Ada satu teman saya yang usianya terasa lebih tua dari kelihatannya. Aku curiga dia mencuri umur barang 2 tahun di kartu keluarga sebelum masuk sekolah. Namanya Alan. Dia terasa lebih tua karena sudut pandang yang dia punya lebih tua dari orang seusianya, termasuk pertanyaan, dan caranya memproses pengalaman sehari-hari.
Satu sore ketika kami bersama di daerah Pogung, Alan bertanya, "kamu bikin playlist kenapa?"
"Soalnya spotify-ku nggak premium Lan". Bukan, bukan itu jawaban yang dibutuhkan Alan.
Playlist bagi saya adalah rangkuman pengalaman yang ingin saya maknai tertentu. Contoh ada satu playlist berjudul no agenda tomorrow. Saat membuat playlist itu saya membayangkan sedang tertarik dengan satu wanita, tapi karena kesibukan kami hanya sempat bertemu sesempatnya setelah pulang kerja. Bayangkan baru saja bertemu, mau pergi keluar sudah terlalu malam, mau pulang dan istirahat masih terlalu sore (dan masih terlalu kangen, barangkali). Maka dari itu saya tulis dalam deskripsi playlist-nya "too early to sleep, too late to go out. How about lay down and tell me something about you?"

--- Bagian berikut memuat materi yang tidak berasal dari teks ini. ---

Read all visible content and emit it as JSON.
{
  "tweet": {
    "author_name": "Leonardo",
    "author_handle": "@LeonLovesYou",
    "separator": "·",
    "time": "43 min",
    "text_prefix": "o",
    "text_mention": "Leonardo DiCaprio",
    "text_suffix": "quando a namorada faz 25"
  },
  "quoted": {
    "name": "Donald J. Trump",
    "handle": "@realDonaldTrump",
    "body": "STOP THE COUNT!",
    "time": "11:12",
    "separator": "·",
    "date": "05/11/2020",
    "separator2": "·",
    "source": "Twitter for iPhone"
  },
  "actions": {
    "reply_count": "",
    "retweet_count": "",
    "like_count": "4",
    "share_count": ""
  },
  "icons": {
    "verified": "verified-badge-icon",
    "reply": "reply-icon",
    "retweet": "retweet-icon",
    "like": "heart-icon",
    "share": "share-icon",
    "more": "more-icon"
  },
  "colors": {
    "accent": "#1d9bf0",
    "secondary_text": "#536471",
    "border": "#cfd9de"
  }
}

Atau playlist yang berjudul sanur. Dengan memutar sanur saya membayangkan sedang dalam suasana santai seperti di alam Sanur, Bali. Saya memilih kata sanur karena dengan mendengarkan lagu santai tidak lantas kita lari dari masalah. Santai bagi sanur adalah cara hidup, lakon sehari-hari. Bekerja dengan santai, makan dengan santai, jalan dengan santai menyadari setiap langkah yang diambil. Santai dan stress bukan seperti kata kebalikan, tapi kelengkapan. Seperti Sanur Bali yang ditinggali orang-orang yang cenderung lebih tua dari pada daerah lain di Bali Selatan. Orang-orangnya santai tapi sembodo.
Ada satu playlist yang saya cukup lama memaknainya. Yaitu playlist pura vida. Awalnya saya menemukan pura vida dari ungkapan khas di kawasan Amerika Tengah yang berarti simple life atau pure life. Saudara satu equator. Saya selalu memandang kawasan yang berada pada sekitar equator bumi adalah saudara, karena cenderung memiliki kondisi yang sama, perilaku budaya yang sama, inti pandangan yang sama, dan suasana yang sama. Tapi kalau deskripsi playlist pura vida ditulis "pure life" kenapa saya rasa belum tepat juga ya?
Jika digali lebih dalam, pura vida seolah-olah punya makna yang sama seperti hakuna matata. Sama juga dengan "this too shall pass" sebuah ungkapan dari orang Persia kerajaan. Seperti konsep impermanence yang dibahas di dalam ruang dhamasala vihara. Bahkan makna yang sama tertuang di 2 Corinthians 4:17-18 tentang keberadaan masalah itu tidak permanen, enteng saja, hidup simpel saja!
Pura vida lalu saya simpulkan sebagai sebuah daya hidup yang setiap kita punya. Yang selalu nyala di dalam walaupun luaran sedang muram. Yang selalu di sana walaupun tidak selalu diakui ada. Yang menjadi panggilan untuk hidup enteng saja, karena batu kerikil akan selalu ada, tapi akan terlewat juga, habis dilewati nanti juga bakal ada kerikil lagi, yang penting hidup enteng saja!